Назад он не посмотрел ни разу.
Глядя, как в толпе, приближаясь, мелькает светловолосая головка, Фальк неожиданно ощутил прилив радости, что не поддался порыву отменить свидание.
Накануне вечером, повернувшись спиной к своему бывшему дому, он пошел прямиком к машине и долго стоял рядом, борясь с искушением плюнуть на все и уехать прямо сейчас. После бессонной ночи он провел весь день, разбирая стопку бумаг, которые забрал с фермы Хэдлеров. Ничего интересного обнаружить пока не удалось, но продолжал методично работать, время от времени делая пометки, когда что-нибудь привлекало его внимание. Терпенье и труд. Вниз он спускался только для того, чтобы чего-нибудь перехватить, и начисто игнорировал субботнее оживление на улице. Когда позвонил Джерри, он, чувствуя себя виноватым, перевел телефон в беззвучный режим. Фальк сделает то, что обещал. Но разговаривать об этом он не обязан.
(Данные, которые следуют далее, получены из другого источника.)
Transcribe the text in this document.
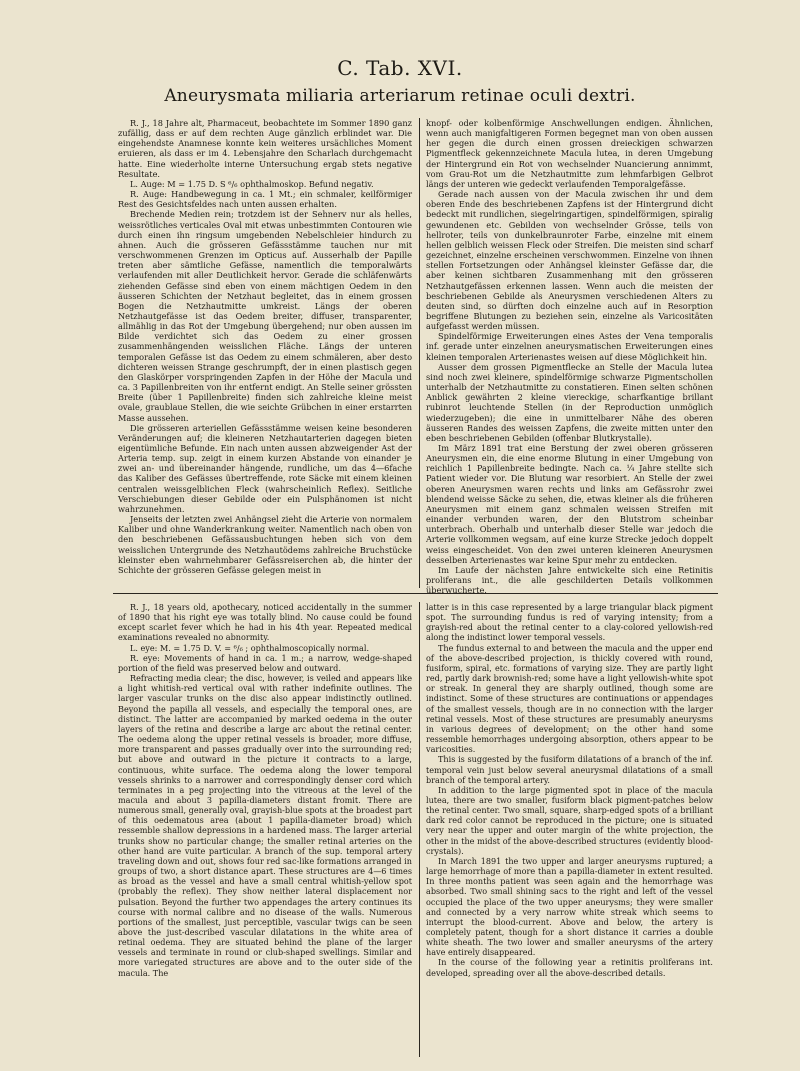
C. Tab. XVI.
Aneurysmata miliaria arteriarum retinae oculi dextri.

R. J., 18 Jahre alt, Pharmaceut, beobachtete im Sommer 1890 ganz zufällig, dass er auf dem rechten Auge gänzlich erblindet war. Die eingehendste Anamnese konnte kein weiteres ursächliches Moment eruieren, als dass er im 4. Lebensjahre den Scharlach durchgemacht hatte. Eine wiederholte interne Untersuchung ergab stets negative Resultate.

L. Auge: M = 1.75 D. S ⁶/₆ ophthalmoskop. Befund negativ.

R. Auge: Handbewegung in ca. 1 Mt.; ein schmaler, keilförmiger Rest des Gesichtsfeldes nach unten aussen erhalten.

Brechende Medien rein; trotzdem ist der Sehnerv nur als helles, weissrötliches verticales Oval mit etwas unbestimmten Contouren wie durch einen ihn ringsum umgebenden Nebelschleier hindurch zu ahnen. Auch die grösseren Gefässstämme tauchen nur mit verschwommenen Grenzen im Opticus auf. Ausserhalb der Papille treten aber sämtliche Gefässe, namentlich die temporalwärts verlaufenden mit aller Deutlichkeit hervor. Gerade die schläfenwärts ziehenden Gefässe sind eben von einem mächtigen Oedem in den äusseren Schichten der Netzhaut begleitet, das in einem grossen Bogen die Netzhautmitte umkreist. Längs der oberen Netzhautgefässe ist das Oedem breiter, diffuser, transparenter, allmählig in das Rot der Umgebung übergehend; nur oben aussen im Bilde verdichtet sich das Oedem zu einer grossen zusammenhängenden weisslichen Fläche. Längs der unteren temporalen Gefässe ist das Oedem zu einem schmäleren, aber desto dichteren weissen Strange geschrumpft, der in einen plastisch gegen den Glaskörper vorspringenden Zapfen in der Höhe der Macula und ca. 3 Papillenbreiten von ihr entfernt endigt. An Stelle seiner grössten Breite (über 1 Papillenbreite) finden sich zahlreiche kleine meist ovale, graublaue Stellen, die wie seichte Grübchen in einer erstarrten Masse aussehen.

Die grösseren arteriellen Gefässstämme weisen keine besonderen Veränderungen auf; die kleineren Netzhautarterien dagegen bieten eigentümliche Befunde. Ein nach unten aussen abzweigender Ast der Arteria temp. sup. zeigt in einem kurzen Abstande von einander je zwei an- und übereinander hängende, rundliche, um das 4—6fache das Kaliber des Gefässes übertreffende, rote Säcke mit einem kleinen centralen weissgelblichen Fleck (wahrscheinlich Reflex). Seitliche Verschiebungen dieser Gebilde oder ein Pulsphänomen ist nicht wahrzunehmen.

Jenseits der letzten zwei Anhängsel zieht die Arterie von normalem Kaliber und ohne Wanderkrankung weiter. Namentlich nach oben von den beschriebenen Gefässausbuchtungen heben sich von dem weisslichen Untergrunde des Netzhautödems zahlreiche Bruchstücke kleinster eben wahrnehmbarer Gefässreiserchen ab, die hinter der Schichte der grösseren Gefässe gelegen meist in

knopf- oder kolbenförmige Anschwellungen endigen. Ähnlichen, wenn auch manigfaltigeren Formen begegnet man von oben aussen her gegen die durch einen grossen dreieckigen schwarzen Pigmentfleck gekennzeichnete Macula lutea, in deren Umgebung der Hintergrund ein Rot von wechselnder Nuancierung annimmt, vom Grau-Rot um die Netzhautmitte zum lehmfarbigen Gelbrot längs der unteren wie gedeckt verlaufenden Temporalgefässe.

Gerade nach aussen von der Macula zwischen ihr und dem oberen Ende des beschriebenen Zapfens ist der Hintergrund dicht bedeckt mit rundlichen, siegelringartigen, spindelförmigen, spiralig gewundenen etc. Gebilden von wechselnder Grösse, teils von hellroter, teils von dunkelbraunroter Farbe, einzelne mit einem hellen gelblich weissen Fleck oder Streifen. Die meisten sind scharf gezeichnet, einzelne erscheinen verschwommen. Einzelne von ihnen stellen Fortsetzungen oder Anhängsel kleinster Gefässe dar, die aber keinen sichtbaren Zusammenhang mit den grösseren Netzhautgefässen erkennen lassen. Wenn auch die meisten der beschriebenen Gebilde als Aneurysmen verschiedenen Alters zu deuten sind, so dürften doch einzelne auch auf in Resorption begriffene Blutungen zu beziehen sein, einzelne als Varicositäten aufgefasst werden müssen.

Spindelförmige Erweiterungen eines Astes der Vena temporalis inf. gerade unter einzelnen aneurysmatischen Erweiterungen eines kleinen temporalen Arterienastes weisen auf diese Möglichkeit hin.

Ausser dem grossen Pigmentflecke an Stelle der Macula lutea sind noch zwei kleinere, spindelförmige schwarze Pigmentschollen unterhalb der Netzhautmitte zu constatieren. Einen selten schönen Anblick gewährten 2 kleine viereckige, scharfkantige brillant rubinrot leuchtende Stellen (in der Reproduction unmöglich wiederzugeben); die eine in unmittelbarer Nähe des oberen äusseren Randes des weissen Zapfens, die zweite mitten unter den eben beschriebenen Gebilden (offenbar Blutkrystalle).

Im März 1891 trat eine Berstung der zwei oberen grösseren Aneurysmen ein, die eine enorme Blutung in einer Umgebung von reichlich 1 Papillenbreite bedingte. Nach ca. ¼ Jahre stellte sich Patient wieder vor. Die Blutung war resorbiert. An Stelle der zwei oberen Aneurysmen waren rechts und links am Gefässrohr zwei blendend weisse Säcke zu sehen, die, etwas kleiner als die früheren Aneurysmen mit einem ganz schmalen weissen Streifen mit einander verbunden waren, der den Blutstrom scheinbar unterbrach. Oberhalb und unterhalb dieser Stelle war jedoch die Arterie vollkommen wegsam, auf eine kurze Strecke jedoch doppelt weiss eingescheidet. Von den zwei unteren kleineren Aneurysmen desselben Arterienastes war keine Spur mehr zu entdecken.

Im Laufe der nächsten Jahre entwickelte sich eine Retinitis proliferans int., die alle geschilderten Details vollkommen überwucherte.

R. J., 18 years old, apothecary, noticed accidentally in the summer of 1890 that his right eye was totally blind. No cause could be found except scarlet fever which he had in his 4th year. Repeated medical examinations revealed no abnormity.

L. eye: M. = 1.75 D. V. = ⁶/₆ ; ophthalmoscopically normal.

R. eye: Movements of hand in ca. 1 m.; a narrow, wedge-shaped portion of the field was preserved below and outward.

Refracting media clear; the disc, however, is veiled and appears like a light whitish-red vertical oval with rather indefinite outlines. The larger vascular trunks on the disc also appear indistinctly outlined. Beyond the papilla all vessels, and especially the temporal ones, are distinct. The latter are accompanied by marked oedema in the outer layers of the retina and describe a large arc about the retinal center. The oedema along the upper retinal vessels is broader, more diffuse, more transparent and passes gradually over into the surrounding red; but above and outward in the picture it contracts to a large, continuous, white surface. The oedema along the lower temporal vessels shrinks to a narrower and correspondingly denser cord which terminates in a peg projecting into the vitreous at the level of the macula and about 3 papilla-diameters distant fromit. There are numerous small, generally oval, grayish-blue spots at the broadest part of this oedematous area (about 1 papilla-diameter broad) which ressemble shallow depressions in a hardened mass. The larger arterial trunks show no particular change; the smaller retinal arteries on the other hand are vuite particular. A branch of the sup. temporal artery traveling down and out, shows four red sac-like formations arranged in groups of two, a short distance apart. These structures are 4—6 times as broad as the vessel and have a small central whitish-yellow spot (probably the reflex). They show neither lateral displacement nor pulsation. Beyond the further two appendages the artery continues its course with normal calibre and no disease of the walls. Numerous portions of the smallest, just perceptible, vascular twigs can be seen above the just-described vascular dilatations in the white area of retinal oedema. They are situated behind the plane of the larger vessels and terminate in round or club-shaped swellings. Similar and more variegated structures are above and to the outer side of the macula. The

latter is in this case represented by a large triangular black pigment spot. The surrounding fundus is red of varying intensity; from a grayish-red about the retinal center to a clay-colored yellowish-red along the indistinct lower temporal vessels.

The fundus external to and between the macula and the upper end of the above-described projection, is thickly covered with round, fusiform, spiral, etc. formations of varying size. They are partly light red, partly dark brownish-red; some have a light yellowish-white spot or streak. In general they are sharply outlined, though some are indistinct. Some of these structures are continuations or appendages of the smallest vessels, though are in no connection with the larger retinal vessels. Most of these structures are presumably aneurysms in various degrees of development; on the other hand some ressemble hemorrhages undergoing absorption, others appear to be varicosities.

This is suggested by the fusiform dilatations of a branch of the inf. temporal vein just below several aneurysmal dilatations of a small branch of the temporal artery.

In addition to the large pigmented spot in place of the macula lutea, there are two smaller, fusiform black pigment-patches below the retinal center. Two small, square, sharp-edged spots of a brilliant dark red color cannot be reproduced in the picture; one is situated very near the upper and outer margin of the white projection, the other in the midst of the above-described structures (evidently blood-crystals).

In March 1891 the two upper and larger aneurysms ruptured; a large hemorrhage of more than a papilla-diameter in extent resulted. In three months patient was seen again and the hemorrhage was absorbed. Two small shining sacs to the right and left of the vessel occupied the place of the two upper aneurysms; they were smaller and connected by a very narrow white streak which seems to interrupt the blood-current. Above and below, the artery is completely patent, though for a short distance it carries a double white sheath. The two lower and smaller aneurysms of the artery have entirely disappeared.

In the course of the following year a retinitis proliferans int. developed, spreading over all the above-described details.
Теперь он сидел внизу, в пабе, и в первый раз за весь день не ощущал желания убраться отсюда поскорее. Гретчен обнаружила его в дальнем углу, где он сидел, надвинув на глаза шляпу. Она опять была в черном, но в этот раз это было платье. Короткое, и, когда она шла, подол скользил по ее обнаженным ногам. Платье шло ей гораздо больше, чем траурный костюм. Несколько голов развернулось ей вслед. Не так много, как когда-то в старших классах, но достаточно.